А в пяти милях от редакции, в своем крошечном косметическом кабинете, Эме, прервав работу, перечитывала стихи, которые получила утром от Денниса.
Одинокая слеза сбежала по ее щеке и упала на застывшую в улыбке восковую маску трупа. Эме спрятала стихи в карман полотняного халатика, и ее нежные, мягкие ручки вновь забегали по мертвому лицу.
В конторе «Угодий лучшего мира» Деннис сказал мистеру Шульцу:
— Мистер Шульц, я хотел бы получить прибавку к жалованью.
— Пока это невозможно. Дела у нас идут не так уж блестяще. И вы знаете это не хуже меня. Вы и так получаете на пять монет больше, чем тот, который был до вас. Я не хочу сказать, что вы их не заслужили, Деннис. Если дела пойдут в гору, вы первый получите прибавку.
— Я подумываю о женитьбе. Моя девушка не знает, что я работаю здесь. Она любит романтику. И я вовсе не уверен, что ей понравится мое занятие.
— A у вас есть на примете что-нибудь получше?
— Нет.
— Ну так скажите ей, пусть отложит на время свою романтику. Сорок монет в неделю — это все-таки сорок монет.
— Помимо воли я оказался перед дилеммой джеймсовского героя. Вам не приходилось читать Генри Джеймса, мистер Шульц?
— Вы же знаете, у меня нет времени для чтения.
— Его не нужно читать много. Все его книги посвящены одной теме — американской наивности и европейской искушенности.
— Думает, что он нас может обжулить, так, что ли?
— Джеймс как раз был наивным американцем.
— Ну так я не стану тратить время на мерзавцев, которые капают на своих.
— Он на них не капает. Каждое из его произведений — это в той или другой степени трагедия.
— Ну, так на трагедии у меня тоже нет времени. Возьмите-ка гробик с этого конца. Через полчаса уже придет пастор.
В то утро у них были похороны с полным соблюдением обряда — в первый раз за месяц. В присутствии десятка скорбящих гроб с эльзасским терьером был опущен в могилу, обсаженную цветами. Преподобный Эррол Бартоломью отслужил заупокойную службу:
— Пес, рожденный сукой, краткодневен и пресыщен печалями; как цветок, он выходит и опадает, убегает, как тень, и не останавливается…
После похорон, вручая в конторе чек мистеру Бартоломью, Деннис спросил его:
— Скажите мне, пожалуйста, как становятся священником Свободной церкви?
— Человек слышит Зов.
— О да, конечно. Но когда он услышал Зов, какова дальнейшая процедура? Я хочу спросить, есть ли какой-нибудь епископ Свободной церкви, который посвящает в сан?
— Нет, конечно. Тот, кто услышал Зов, не нуждается в человеческом посредничестве.
— Просто вы можете в один прекрасный день заявить: «Я священник Свободной церкви» — и открыть лавочку?

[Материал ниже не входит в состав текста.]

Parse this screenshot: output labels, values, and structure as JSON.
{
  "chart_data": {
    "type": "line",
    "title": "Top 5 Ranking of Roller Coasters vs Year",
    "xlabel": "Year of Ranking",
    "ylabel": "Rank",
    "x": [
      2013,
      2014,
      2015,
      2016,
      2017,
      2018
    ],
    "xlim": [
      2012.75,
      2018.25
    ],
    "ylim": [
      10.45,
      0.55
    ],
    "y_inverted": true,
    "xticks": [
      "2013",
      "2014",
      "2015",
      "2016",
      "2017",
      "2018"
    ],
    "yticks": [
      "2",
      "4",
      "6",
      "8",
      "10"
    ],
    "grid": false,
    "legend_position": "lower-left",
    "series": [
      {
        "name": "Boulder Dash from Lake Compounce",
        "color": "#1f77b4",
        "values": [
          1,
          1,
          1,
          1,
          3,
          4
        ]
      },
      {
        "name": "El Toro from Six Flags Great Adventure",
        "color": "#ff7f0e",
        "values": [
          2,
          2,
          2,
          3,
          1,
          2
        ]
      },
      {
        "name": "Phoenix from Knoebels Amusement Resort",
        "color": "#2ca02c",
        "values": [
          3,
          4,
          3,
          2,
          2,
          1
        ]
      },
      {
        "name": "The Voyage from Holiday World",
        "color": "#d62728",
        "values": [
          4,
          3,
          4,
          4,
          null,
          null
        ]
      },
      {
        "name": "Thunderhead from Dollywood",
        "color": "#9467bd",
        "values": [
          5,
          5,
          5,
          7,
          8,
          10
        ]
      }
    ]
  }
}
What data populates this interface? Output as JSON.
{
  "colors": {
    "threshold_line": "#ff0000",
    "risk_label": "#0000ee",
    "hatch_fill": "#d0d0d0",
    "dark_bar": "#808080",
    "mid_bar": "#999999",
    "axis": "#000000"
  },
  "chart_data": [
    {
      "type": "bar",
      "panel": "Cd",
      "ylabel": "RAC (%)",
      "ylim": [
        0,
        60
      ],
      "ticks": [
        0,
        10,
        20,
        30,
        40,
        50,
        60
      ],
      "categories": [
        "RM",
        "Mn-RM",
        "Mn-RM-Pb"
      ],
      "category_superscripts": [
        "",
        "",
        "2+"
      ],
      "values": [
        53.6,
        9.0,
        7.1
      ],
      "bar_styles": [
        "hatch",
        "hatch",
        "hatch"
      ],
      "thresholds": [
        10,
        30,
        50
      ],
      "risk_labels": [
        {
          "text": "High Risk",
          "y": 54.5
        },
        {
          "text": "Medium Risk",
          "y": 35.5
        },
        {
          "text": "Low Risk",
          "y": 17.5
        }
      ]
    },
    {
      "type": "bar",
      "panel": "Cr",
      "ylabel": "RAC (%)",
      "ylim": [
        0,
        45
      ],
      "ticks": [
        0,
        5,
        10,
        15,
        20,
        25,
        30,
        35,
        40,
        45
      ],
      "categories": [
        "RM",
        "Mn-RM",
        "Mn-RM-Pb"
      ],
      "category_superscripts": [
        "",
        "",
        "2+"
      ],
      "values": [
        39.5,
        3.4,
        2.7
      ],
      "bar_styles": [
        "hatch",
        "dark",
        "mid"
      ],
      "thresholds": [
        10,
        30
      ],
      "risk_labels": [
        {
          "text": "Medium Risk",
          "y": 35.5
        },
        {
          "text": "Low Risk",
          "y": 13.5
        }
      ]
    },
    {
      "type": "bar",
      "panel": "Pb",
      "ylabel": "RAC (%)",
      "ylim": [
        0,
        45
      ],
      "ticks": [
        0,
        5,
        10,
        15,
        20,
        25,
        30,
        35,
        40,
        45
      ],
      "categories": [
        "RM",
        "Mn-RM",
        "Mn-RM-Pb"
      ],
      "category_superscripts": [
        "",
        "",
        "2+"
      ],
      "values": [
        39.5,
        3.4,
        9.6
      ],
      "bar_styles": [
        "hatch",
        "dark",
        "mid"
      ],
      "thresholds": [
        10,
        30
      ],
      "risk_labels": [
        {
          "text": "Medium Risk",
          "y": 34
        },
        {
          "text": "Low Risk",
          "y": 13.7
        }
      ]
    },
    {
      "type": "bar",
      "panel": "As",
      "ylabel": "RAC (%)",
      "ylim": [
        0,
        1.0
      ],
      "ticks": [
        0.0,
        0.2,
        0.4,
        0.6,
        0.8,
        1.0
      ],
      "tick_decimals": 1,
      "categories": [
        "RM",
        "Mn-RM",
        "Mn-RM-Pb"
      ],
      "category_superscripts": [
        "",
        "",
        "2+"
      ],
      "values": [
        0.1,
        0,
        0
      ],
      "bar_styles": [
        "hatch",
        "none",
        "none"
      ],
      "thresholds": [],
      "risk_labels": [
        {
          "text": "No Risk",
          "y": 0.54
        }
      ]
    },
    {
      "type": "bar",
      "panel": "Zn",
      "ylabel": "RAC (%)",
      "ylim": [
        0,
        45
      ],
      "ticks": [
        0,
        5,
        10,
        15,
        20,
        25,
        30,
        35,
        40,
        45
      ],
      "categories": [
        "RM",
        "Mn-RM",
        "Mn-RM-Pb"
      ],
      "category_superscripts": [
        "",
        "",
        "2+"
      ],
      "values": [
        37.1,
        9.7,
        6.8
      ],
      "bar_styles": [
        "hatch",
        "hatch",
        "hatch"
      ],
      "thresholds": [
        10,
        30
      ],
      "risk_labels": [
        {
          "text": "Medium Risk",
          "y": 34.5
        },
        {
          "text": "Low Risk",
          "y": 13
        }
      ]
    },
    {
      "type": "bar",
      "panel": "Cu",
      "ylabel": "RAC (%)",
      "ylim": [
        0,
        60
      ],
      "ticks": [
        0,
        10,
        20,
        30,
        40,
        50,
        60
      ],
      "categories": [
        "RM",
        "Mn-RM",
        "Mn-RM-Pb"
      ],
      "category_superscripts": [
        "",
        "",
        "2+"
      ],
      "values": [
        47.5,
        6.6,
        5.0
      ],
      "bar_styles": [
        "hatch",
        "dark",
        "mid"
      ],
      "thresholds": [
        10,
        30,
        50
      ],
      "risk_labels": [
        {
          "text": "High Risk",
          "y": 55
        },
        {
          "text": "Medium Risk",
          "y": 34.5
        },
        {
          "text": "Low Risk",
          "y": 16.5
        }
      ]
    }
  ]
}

— Требуются значительные расходы. Необходимо помещение. Впрочем, банки, как правило, охотно идут навстречу. Ну и потом, конечно, каждый рассчитывает на радиопаству.
— Один мой друг услышал Зов, мистер Бартоломью.
— Знаете, я бы посоветовал ему крепко подумать, прежде чем на этот Зов откликнуться. Конкуренция с каждым годом становится все ожесточеннее, особенно в Лос-Анджелесе. Некоторые новички ни перед чем не останавливаются, берутся даже за психиатрию и столоверчение.
— Это нехорошо.
— Это совершенно выходит за рамки писания.
— Мой друг хочет специализироваться на похоронах. У него есть связи.
— Жалкие крохи, мистер Барлоу. Гораздо больше можно заработать на свадьбах и крестинах.
— Моего друга свадьбы и крестины интересуют в меньшей степени. Для него важно положение в обществе. Можно ли сказать, что священник Свободной церкви в социальном отношении стоит не ниже бальзамировщика?
— Бесспорно, мистер Барлоу. В душе американца живет глубочайшее уважение к служителю культа.